И хотя я никогда не стремилась стать ученым, я провела детство среди людей в белых халатах, друзей отца и матери, коллег, студентов и гостей со всего света. Я чувствовала, что ученые — это суперпотрясающие люди с детской душой. Возможно, это и повлияло на мой будущий выбор.

Оглядываясь назад, я понимаю, что бабушка и отец носили эмоциональные шрамы войны, хотя никогда не обсуждали это и не выставляли напоказ. Они были сосредоточены на том прекрасном, что было в их жизни. Они ясно дали мне понять, что жизнь может и вдохновлять, и сталкивать с проблемами против нашей воли. Они научили меня, что материальные вещи не имеют большого значения, поскольку могут быть потеряны в считаные секунды, зато верность самому себе и умение отстаивать правду — вот что действительно важно. И зачастую не так просто.

Ребенком я обнаружила, что мне легче выражать себя через рисование, а не письмо. У меня не получалось писать непринужденно, и я, бывало, пропускала буквы, словно они терялись где-то между моим разумом и листком бумаги. Самым неприятным было то, что во время письма или разговора я иногда путала слова, внося полную неразбериху. Те, кто не знал о моей дислексии, думали, что я развлекаюсь. Но это было не так.

Во времена моего детства в Польше, как и в других странах социалистического лагеря, медицинское обслуживание было бесплатным,.но лучшее медицинское оборудование было зарезервировано для высокопоставленных членов Коммунистической партии. Создавалось впечатление, что жизнь хороша, только если ты состоишь в партии. Однако мои родители не хотели принадлежать к партийной элите. Когда наши врачи сообразили, что я дислексик, мне исполнилось семнадцать. К тому моменту учителя обнаружили, что, хотя письмо и чтение давались мне с трудом, я обладала выдающимися математическими способностями, а также могла передать свои мысли и чувства с помощью любого вида изобразительного искусства.

Что касается науки, мой муж считает, что дислексия наградила меня нестандартным мышлением. Не знаю точно, но полагаю, что дислексия приводит к неуверенности в себе, а это бывает полезным, хотя не всегда. Мама до сих пор помнит, как в детстве я сильно удивлялась, если у меня получалось что-нибудь сделать.

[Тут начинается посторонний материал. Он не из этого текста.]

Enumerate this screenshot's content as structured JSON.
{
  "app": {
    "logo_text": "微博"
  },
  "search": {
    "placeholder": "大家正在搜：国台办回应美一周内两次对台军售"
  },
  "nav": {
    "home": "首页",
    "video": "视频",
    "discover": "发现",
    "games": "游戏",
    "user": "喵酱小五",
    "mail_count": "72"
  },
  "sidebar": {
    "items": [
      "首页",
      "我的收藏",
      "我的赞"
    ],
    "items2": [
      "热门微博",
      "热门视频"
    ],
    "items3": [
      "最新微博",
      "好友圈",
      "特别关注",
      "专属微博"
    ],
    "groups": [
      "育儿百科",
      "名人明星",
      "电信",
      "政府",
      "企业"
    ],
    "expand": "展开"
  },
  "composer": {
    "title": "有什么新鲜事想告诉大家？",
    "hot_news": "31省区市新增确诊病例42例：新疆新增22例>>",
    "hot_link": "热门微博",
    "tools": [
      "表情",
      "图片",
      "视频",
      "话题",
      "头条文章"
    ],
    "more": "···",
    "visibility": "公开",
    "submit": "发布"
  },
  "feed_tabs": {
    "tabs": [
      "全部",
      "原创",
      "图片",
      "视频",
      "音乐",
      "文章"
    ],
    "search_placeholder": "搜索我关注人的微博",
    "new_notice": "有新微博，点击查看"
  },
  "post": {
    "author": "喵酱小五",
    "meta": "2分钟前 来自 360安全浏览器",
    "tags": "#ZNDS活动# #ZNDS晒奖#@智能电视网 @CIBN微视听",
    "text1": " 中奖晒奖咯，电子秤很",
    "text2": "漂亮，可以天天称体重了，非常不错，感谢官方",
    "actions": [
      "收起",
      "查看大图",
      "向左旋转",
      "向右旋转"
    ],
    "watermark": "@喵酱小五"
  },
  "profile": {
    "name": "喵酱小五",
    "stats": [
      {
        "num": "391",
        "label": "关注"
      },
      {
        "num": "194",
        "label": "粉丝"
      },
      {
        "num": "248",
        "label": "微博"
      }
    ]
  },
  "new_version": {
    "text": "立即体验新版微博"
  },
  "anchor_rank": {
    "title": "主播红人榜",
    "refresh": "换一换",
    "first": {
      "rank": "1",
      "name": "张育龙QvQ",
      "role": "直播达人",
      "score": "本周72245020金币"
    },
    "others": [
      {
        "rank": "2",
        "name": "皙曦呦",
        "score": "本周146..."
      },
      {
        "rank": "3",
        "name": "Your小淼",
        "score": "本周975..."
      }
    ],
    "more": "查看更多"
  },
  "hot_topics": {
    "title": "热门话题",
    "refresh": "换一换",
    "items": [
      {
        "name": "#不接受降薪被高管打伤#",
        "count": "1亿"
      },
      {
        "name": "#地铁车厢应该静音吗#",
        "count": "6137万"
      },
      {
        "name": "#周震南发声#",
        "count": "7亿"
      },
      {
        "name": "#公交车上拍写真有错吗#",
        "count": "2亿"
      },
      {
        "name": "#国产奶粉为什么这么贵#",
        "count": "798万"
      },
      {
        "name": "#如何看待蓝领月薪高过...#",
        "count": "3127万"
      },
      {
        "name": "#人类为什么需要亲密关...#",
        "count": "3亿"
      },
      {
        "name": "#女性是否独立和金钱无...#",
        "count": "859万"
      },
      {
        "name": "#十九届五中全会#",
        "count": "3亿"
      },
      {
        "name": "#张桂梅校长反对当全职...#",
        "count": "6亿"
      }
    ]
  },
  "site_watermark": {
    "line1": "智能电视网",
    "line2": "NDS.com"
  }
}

И даже сейчас, когда что-то идет не так, я реагирую созданием нового или повторным изобретением старого. Одну картину я перерисовывала в ответ на драматические события (и счастливые, и тревожные) так часто, что, если сложить в ряд все ее инкарнации, получится кинолента моей жизни.

Когда я была подростком, искусство для меня было больше, чем просто изображение. Это была свобода мира всемогущей сложности и потенциала цвета, света и формы.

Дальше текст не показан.